American art song has traveled a long way from the parlors of 19th-century America. The turn of this century brought its adolescent rebellion in the iconoclastic hands of Charles Ives, followed by an impressive, if somewhat retrospective, era heralded by such composers as Bacon, Chanler, Nordoff, and early Thomson. But by mid-century, what should have been a time of full adulthood was instead a curiously fallow period (which Philip L. Miller attributes to composers abandoning melody and Ned Rorem attributes to singers, audiences, and benefactors abandoning the recital).

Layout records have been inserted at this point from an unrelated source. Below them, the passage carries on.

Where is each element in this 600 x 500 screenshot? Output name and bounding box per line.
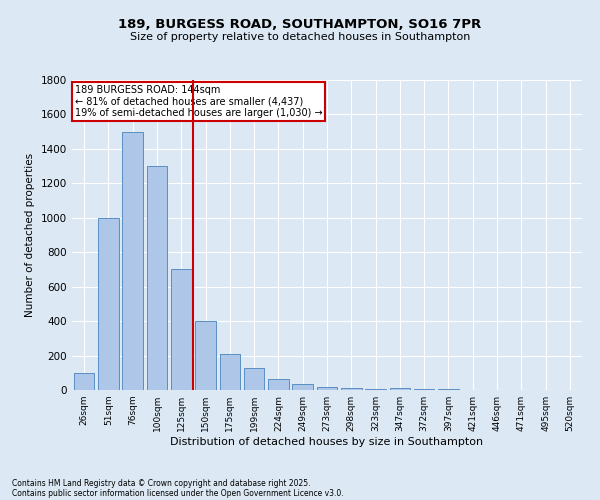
Bar <box>244 368 265 390</box>
Bar <box>341 388 362 390</box>
Bar <box>98 218 119 390</box>
Bar <box>365 389 386 390</box>
Text: Size of property relative to detached houses in Southampton: Size of property relative to detached ho… <box>130 32 470 42</box>
Text: 189 BURGESS ROAD: 144sqm
← 81% of detached houses are smaller (4,437)
19% of sem: 189 BURGESS ROAD: 144sqm ← 81% of detach… <box>74 84 322 118</box>
Bar <box>122 132 143 390</box>
Bar <box>389 388 410 390</box>
Bar <box>292 384 313 390</box>
Bar <box>317 386 337 390</box>
Text: 189, BURGESS ROAD, SOUTHAMPTON, SO16 7PR: 189, BURGESS ROAD, SOUTHAMPTON, SO16 7PR <box>118 18 482 30</box>
Y-axis label: Number of detached properties: Number of detached properties <box>25 153 35 317</box>
Bar <box>74 373 94 390</box>
Bar <box>195 321 216 390</box>
Bar <box>414 389 434 390</box>
Bar <box>268 379 289 390</box>
Text: Contains HM Land Registry data © Crown copyright and database right 2025.: Contains HM Land Registry data © Crown c… <box>12 478 311 488</box>
Bar <box>220 354 240 390</box>
X-axis label: Distribution of detached houses by size in Southampton: Distribution of detached houses by size … <box>170 437 484 447</box>
Bar <box>146 166 167 390</box>
Bar <box>171 270 191 390</box>
Text: Contains public sector information licensed under the Open Government Licence v3: Contains public sector information licen… <box>12 488 344 498</box>
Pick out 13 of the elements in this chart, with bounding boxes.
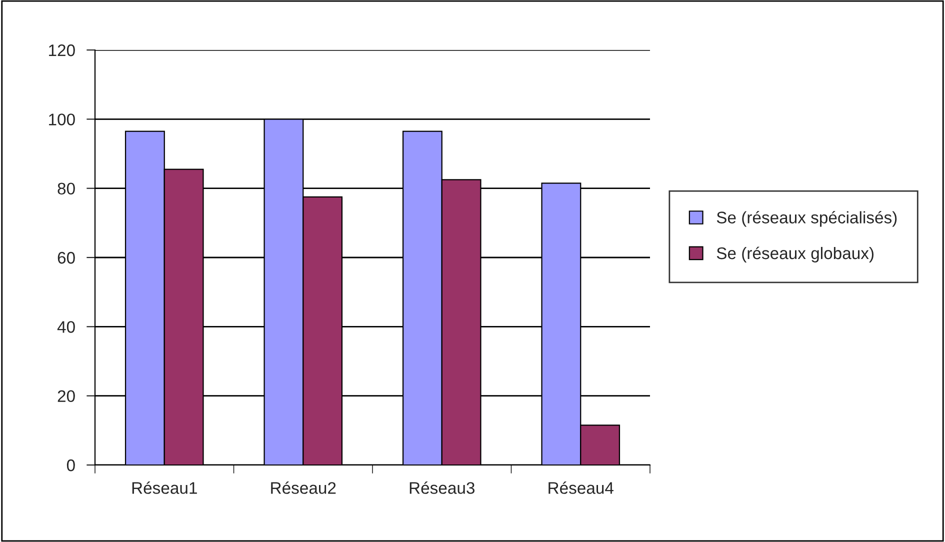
y-tick-label: 100 (49, 114, 75, 126)
legend-label: Se (réseaux spécialisés) (716, 211, 897, 227)
x-tick-label: Réseau1 (132, 481, 197, 494)
y-tick-label: 0 (66, 459, 75, 472)
x-tick-label: Réseau2 (271, 481, 336, 494)
legend-label: Se (réseaux globaux) (716, 246, 874, 262)
x-tick-label: Réseau4 (548, 481, 614, 494)
y-tick-label: 60 (58, 252, 75, 264)
x-tick-label: Réseau3 (410, 481, 474, 494)
y-tick-label: 40 (57, 321, 75, 333)
y-tick-label: 80 (58, 182, 75, 195)
y-tick-label: 120 (49, 44, 75, 56)
y-tick-label: 20 (58, 390, 75, 402)
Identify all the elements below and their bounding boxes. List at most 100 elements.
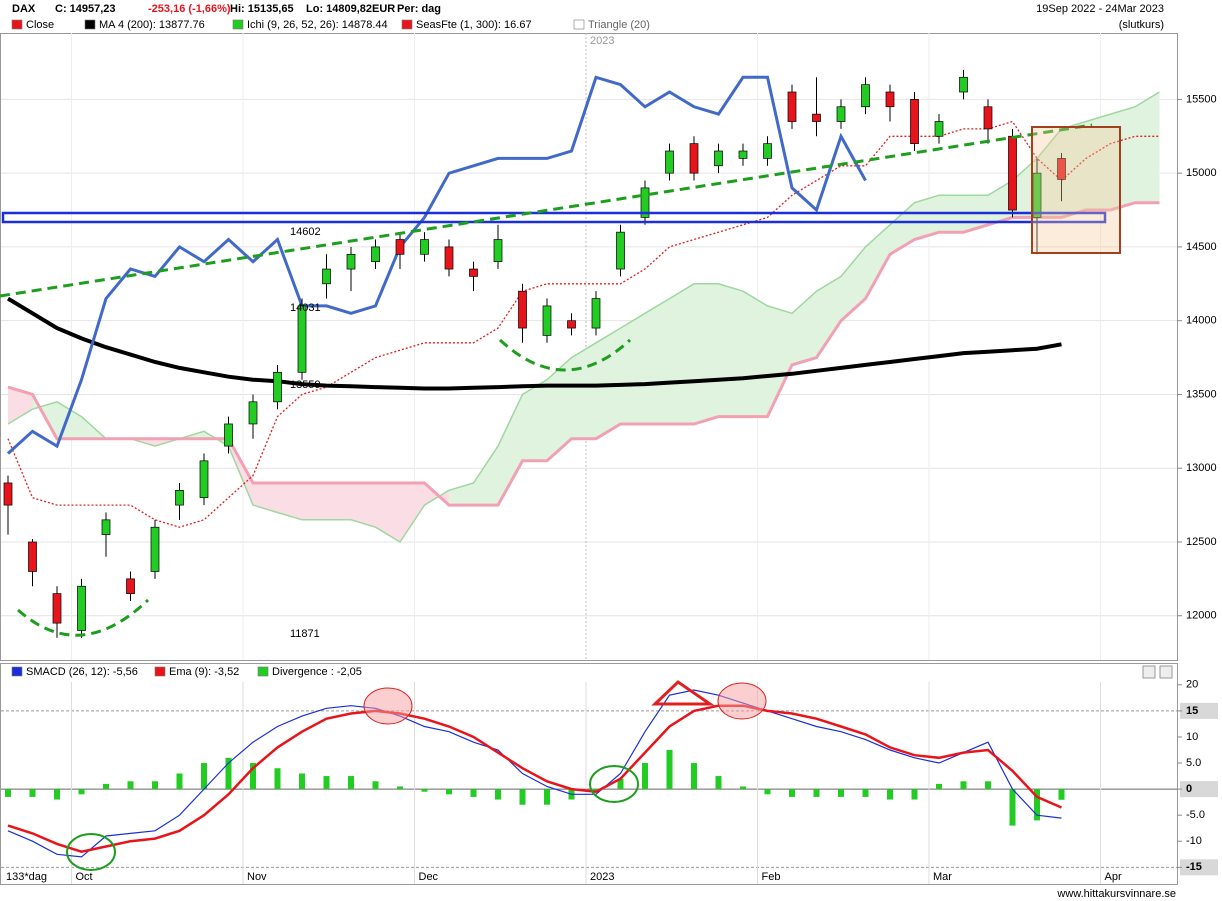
candle-body [861, 84, 870, 108]
cloud-segment [1135, 92, 1160, 203]
cloud-segment [914, 195, 939, 240]
candle-body [591, 298, 601, 329]
cloud-segment [32, 394, 57, 439]
tick-highlight [1180, 702, 1218, 719]
price-annotation: 13559 [290, 379, 321, 391]
candle-body [1008, 135, 1017, 211]
cloud-segment [449, 482, 474, 506]
tick-highlight [1180, 859, 1218, 876]
cloud-segment [351, 482, 376, 528]
candle-body [910, 99, 919, 144]
divergence-bar [764, 789, 771, 795]
divergence-bar [250, 763, 256, 790]
candle-body [542, 305, 552, 336]
smacd-line [7, 689, 1062, 858]
y-tick-label: 14000 [1186, 315, 1217, 327]
divergence-bar [740, 786, 746, 790]
bottom-arc [17, 598, 150, 637]
date-range: 19Sep 2022 - 24Mar 2023 [1036, 3, 1164, 15]
panel-button[interactable] [1159, 665, 1173, 679]
divergence-bar [544, 789, 550, 805]
cloud-segment [816, 276, 841, 358]
close-price: C: 14957,23 [55, 3, 116, 15]
price-annotation: 11871 [290, 628, 320, 640]
divergence-bar [348, 776, 354, 790]
candle-body [493, 239, 503, 263]
divergence-bar [201, 763, 207, 790]
candle-body [836, 106, 846, 122]
cloud-segment [326, 482, 351, 520]
divergence-bar [519, 789, 526, 805]
legend-swatch [11, 666, 23, 677]
legend-bar [1, 664, 1177, 680]
candle-body [322, 268, 331, 285]
candle-body [126, 578, 135, 594]
circle-marker [717, 682, 767, 720]
x-tick-label: Apr [1105, 871, 1122, 883]
tick-highlight [1180, 781, 1218, 798]
y-tick-label: 13500 [1186, 388, 1217, 400]
bottom-arc [498, 338, 632, 372]
candle-body [1057, 158, 1066, 180]
high-price: Hi: 15135,65 [230, 3, 294, 15]
divergence-bar [372, 781, 379, 790]
divergence-bar [789, 789, 795, 797]
divergence-bar [985, 781, 991, 790]
year-label: 2023 [590, 35, 614, 47]
legend-label: Divergence : -2,05 [272, 666, 362, 678]
divergence-bar [421, 789, 428, 792]
legend-label: MA 4 (200): 13877.76 [99, 19, 205, 31]
divergence-bar [691, 763, 697, 790]
divergence-bar [152, 781, 158, 790]
legend-swatch [401, 19, 413, 30]
candle-body [28, 541, 37, 572]
price-change: -253,16 (-1,66%) [148, 3, 231, 15]
span-b-line [7, 201, 1160, 507]
price-type: (slutkurs) [1119, 19, 1164, 31]
divergence-bar [813, 789, 820, 797]
span-a-line [7, 91, 1160, 544]
cloud-segment [792, 291, 817, 365]
divergence-bar [299, 773, 305, 790]
panel-button[interactable] [1142, 665, 1156, 679]
candle-body [738, 150, 748, 159]
cloud-segment [694, 283, 719, 424]
candle-body [812, 113, 821, 122]
x-tick-label: Feb [762, 871, 781, 883]
candle-body [371, 246, 380, 263]
candle-body [983, 106, 993, 130]
legend-swatch [257, 666, 269, 677]
y-tick-label: 15 [1186, 705, 1198, 717]
indicator-panel [0, 663, 1178, 885]
y-tick-label: 15500 [1186, 93, 1217, 105]
y-tick-label: -10 [1186, 835, 1202, 847]
candle-body [175, 489, 184, 506]
candle-body [714, 150, 723, 167]
legend-label: Close [26, 19, 54, 31]
y-tick-label: 10 [1186, 731, 1198, 743]
cloud-segment [473, 446, 498, 506]
y-tick-label: 20 [1186, 679, 1198, 691]
price-annotation: 14602 [290, 226, 321, 238]
cloud-segment [277, 482, 302, 520]
divergence-bar [666, 749, 673, 790]
candle-body [444, 246, 454, 270]
source: www.hittakursvinnare.se [1056, 888, 1176, 900]
circle-marker [589, 765, 639, 803]
cloud-segment [547, 357, 572, 461]
price-annotation: 14031 [290, 302, 321, 314]
x-tick-label: Dec [419, 871, 439, 883]
y-tick-label: 15000 [1186, 167, 1217, 179]
candle-body [199, 460, 209, 499]
y-tick-label: 0 [1186, 783, 1192, 795]
header: DAX C: 14957,23 -253,16 (-1,66%) Hi: 151… [12, 3, 1164, 31]
trend-line [0, 123, 1093, 298]
divergence-bar [5, 789, 11, 797]
circle-marker [66, 833, 116, 871]
y-tick-label: 13000 [1186, 462, 1217, 474]
legend-label: Ichi (9, 26, 52, 26): 14878.44 [247, 19, 388, 31]
cloud-segment [718, 283, 743, 417]
y-tick-label: -5.0 [1186, 809, 1205, 821]
divergence-bar [1009, 789, 1016, 826]
y-tick-label: 12000 [1186, 610, 1217, 622]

In the melting pot of 20th-century America composers have chosen many different paths, searching out inspiration in their European antecedents, American ancestors, New World folklore, jazz, and even the exotic East; they have tried a multiplicity of styles, from neoclassicism to atonality, from post-romanticism to dodecaphony. Ruth C. Friedberg, in her perceptive three-volume study American Art Song and American Poetry, observes that despite this eclecticism, three common elements permeate the American song: the endeavor to create the sound and feel of American speech (in all its permutations); the search for a new, uniquely American spiritual order; and, perhaps most strikingly, an impulse toward simplicity. Exercising what Friedberg call this "national artistic urge to cut away the dead wood," many of our finest lyric composers have found that all roads lead to the same place: the "mainstream" American art song, a self-contained piano-vocal work that strives to communicate the emotional life of a poem.
It is this discovery that has undoubtedly led to the current flowering of American art song. In the 1980s, the elder statesmen among our composers are finally coming into their own, and fresh young composers are emerging. Thus, this album is more than a sampling of the American art song: it is a testament to its good health.